“E quantos jovens sabem o que significa o ‘beijo de Judas’ ou ‘a paciência de Job’?” (Giotto, O Beijo de Judas, Capela Scrovegni, Pádua, Itália.)
Podemos compreender a linguagem dos símbolos e a linguagem religiosa como uma forma de comunicação que abre o ser humano a uma nova mundividência? Ou será tão estranha e distante que resulta num novo analfabetismo?
Imaginemos o cenário seguinte: um casal percorre diariamente a avenida de uma grande cidade, repleta de anúncios e informação muito diversificada. Esse mesmo casal faz-se acompanhar de uma criança, em idade pré-escolar que no banco de trás observa, muito curiosa, algumas imagens mais apelativas e questiona os pais acerca do que vê.

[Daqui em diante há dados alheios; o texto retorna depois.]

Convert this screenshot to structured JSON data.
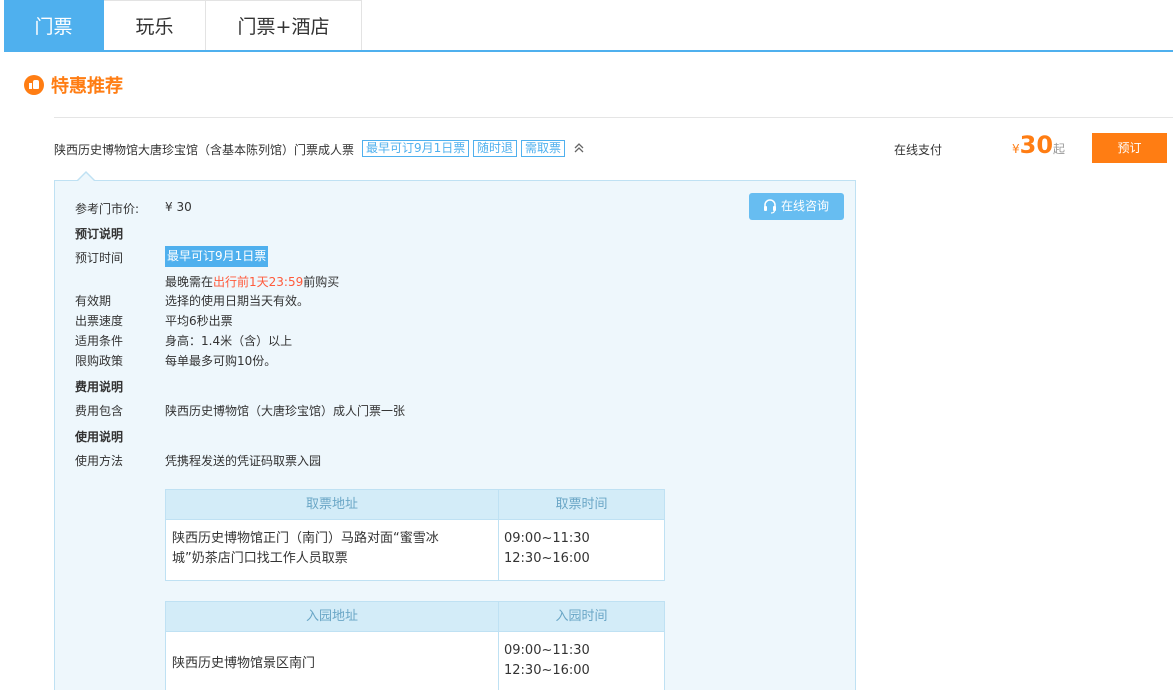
{
  "tabs": [
    {
      "label": "门票",
      "active": true
    },
    {
      "label": "玩乐",
      "active": false
    },
    {
      "label": "门票+酒店",
      "active": false
    }
  ],
  "section": {
    "title": "特惠推荐",
    "icon": "thumbs-up-icon"
  },
  "product": {
    "name": "陕西历史博物馆大唐珍宝馆（含基本陈列馆）门票成人票",
    "tags": [
      "最早可订9月1日票",
      "随时退",
      "需取票"
    ],
    "payment": "在线支付",
    "price_currency": "¥",
    "price": "30",
    "price_suffix": "起",
    "book_label": "预订"
  },
  "detail": {
    "ref_price_label": "参考门市价:",
    "ref_price_value": "¥ 30",
    "consult_label": "在线咨询",
    "booking_heading": "预订说明",
    "booking_time_label": "预订时间",
    "booking_time_tag": "最早可订9月1日票",
    "latest_prefix": "最晚需在",
    "latest_highlight": "出行前1天23:59",
    "latest_suffix": "前购买",
    "validity_label": "有效期",
    "validity_value": "选择的使用日期当天有效。",
    "speed_label": "出票速度",
    "speed_value": "平均6秒出票",
    "condition_label": "适用条件",
    "condition_value": "身高：1.4米（含）以上",
    "limit_label": "限购政策",
    "limit_value": "每单最多可购10份。",
    "fee_heading": "费用说明",
    "fee_include_label": "费用包含",
    "fee_include_value": "陕西历史博物馆（大唐珍宝馆）成人门票一张",
    "usage_heading": "使用说明",
    "usage_method_label": "使用方法",
    "usage_method_value": "凭携程发送的凭证码取票入园"
  },
  "pickup_table": {
    "headers": [
      "取票地址",
      "取票时间"
    ],
    "address_line1": "陕西历史博物馆正门（南门）马路对面“蜜雪冰",
    "address_line2": "城”奶茶店门口找工作人员取票",
    "time_line1": "09:00~11:30",
    "time_line2": "12:30~16:00"
  },
  "entry_table": {
    "headers": [
      "入园地址",
      "入园时间"
    ],
    "address": "陕西历史博物馆景区南门",
    "time_line1": "09:00~11:30",
    "time_line2": "12:30~16:00"
  },
  "colors": {
    "accent": "#4fb0ee",
    "orange": "#ff7d13",
    "panel_bg": "#eef7fc"
  }
}
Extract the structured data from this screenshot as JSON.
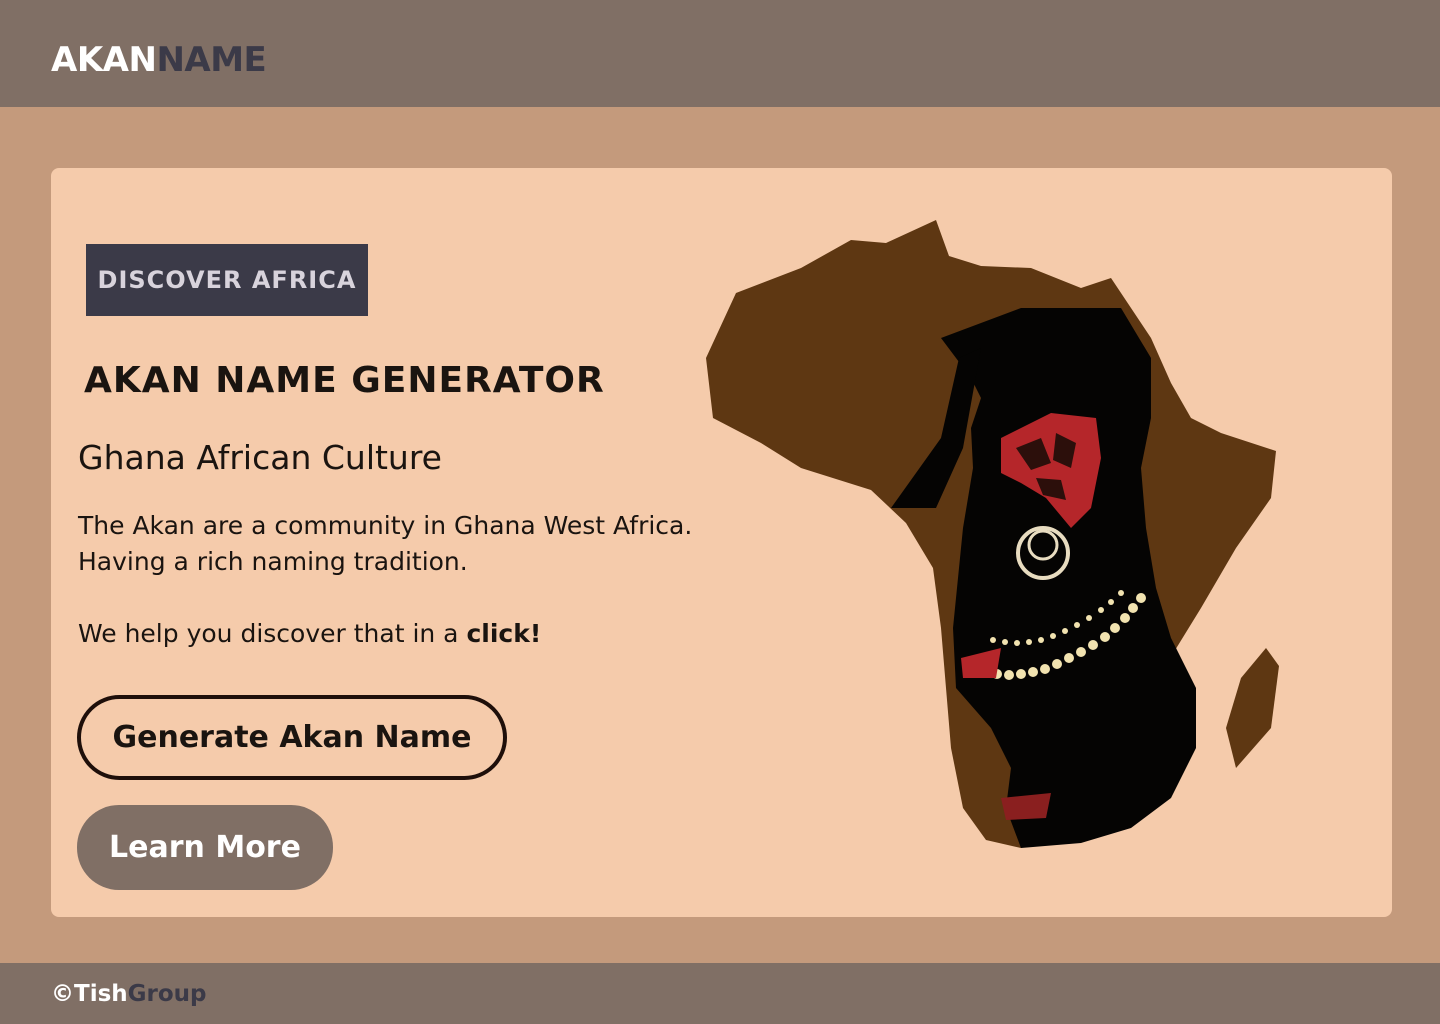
{
  "header": {
    "logo_part1": "AKAN",
    "logo_part2": "NAME"
  },
  "hero": {
    "badge": "DISCOVER AFRICA",
    "title": "AKAN NAME GENERATOR",
    "subtitle": "Ghana African Culture",
    "description_line1": "The Akan are a community in Ghana West Africa.",
    "description_line2": "Having a rich naming tradition.",
    "cta_text": "We help you discover that in a ",
    "cta_emphasis": "click!",
    "primary_button": "Generate Akan Name",
    "secondary_button": "Learn More",
    "image_icon": "africa-map-woman-illustration"
  },
  "footer": {
    "copyright_part1": "©Tish",
    "copyright_part2": "Group"
  },
  "colors": {
    "header_bg": "#806f65",
    "page_bg": "#c49a7c",
    "card_bg": "#f5cbab",
    "badge_bg": "#3b3a48",
    "map_brown": "#5e3712",
    "accent_red": "#b5262a"
  }
}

O tempo passa e eis que a criança aprende a ler. Esta aprendizagem marca, inegavelmente, a vida desta criança. Eis que um novo mundo, até aí oculto, se abre para esta criança e, no mesmo “banco de trás”, vai mostrando aos seus pais o quão importante se mostra a sua compreensão e comunicação com o mundo.
Hoje vemo-nos inundados pelo conceito de literacia, entendido como uma proposta acerca de conhecimentos, aptidões/capacidades ou aprendizagens essenciais para compreendermos, interpretarmos e produzirmos outros tipos de informação e compreensão do mundo e da vida, como algo que nos enriquece, valoriza e potencia a nossa inclusão social e condiciona o exercício da própria cidadania.
Se nos referimos à capacidade para compreender os media falamos de literacia mediática; se sublinhamos a capacidade para compreender ou movimentar-se no mundo digital falamos em literacia digital; à capacidade para interpretar e analisar informação estatística apelidamos de literacia estatística; ao intuito de desenvolver nos jovens a consciência das suas escolhas enquanto consumidores de produtos e serviços, bem como o seu impacto nos domínios social e da sustentabilidade, chamamos de literacia financeira e educação para o consumo. Poderíamos, porventura, elaborar uma lista de múltiplas literacias que, pelo seu caráter funcional, acrescentam valor à formação humana.
O grande desafio que todas essas literacias têm em comum é criar um entendimento acerca da linguagem específica que veiculam.
Mas existe uma literacia cujo papel central é a auto-compreensão do ser humano na sua relação consigo, com os outros e com a dimensão do sagrado ou da transcendência. Uma literacia capaz de alargar o horizonte do humano e despertar a capacidade simbólica.
Se o cenário descrito no início deste artigo ilustra como o acesso à leitura abre as possibilidades de compreensão das mensagens, símbolos e imagens que se oferecem ao longo da passagem por esta “cidade”, assim também a linguagem simbólico-religiosa permite re-leituras (re-legere) e vínculos à própria memória coletiva e ao significado da ação e da experiência humana.
Quantos jovens compreendem hoje o significado de expressões como “lavar as mãos como Pilatos”, “chorar como uma Madalena arrependida”, “ver para crer”, “chorar as cebolas do Egipto”, “ter a força de um Sansão”, “ter uma sabedoria salomónica”, “ser o Benjamim da família” ou “ser um bom samaritano”? E quantos jovens sabem o que significa o “beijo de Judas” ou “a paciência de Job”? E quantos saberão que relação existe entre estas mesmas expressões e o sentido ético-moral da ação humana (que valores morais pretendem transmitir)?
Compreender a linguagem simbólico-religiosa a partir da sua abordagem cultural e pedagógica possibilita uma melhor compreensão da dimensão religiosa, mas acima de tudo alarga os horizontes dos jovens/alunos para uma melhor compreensão da dimensão cívica e de cidadania: a construção de valores para a Feliz Cidade. E como ela se afigura tão necessária!
Dina Pinto é professora de Educação Moral e Religiosa Católica no Agrupamento de Escolas Abade de Baçal (Bragança).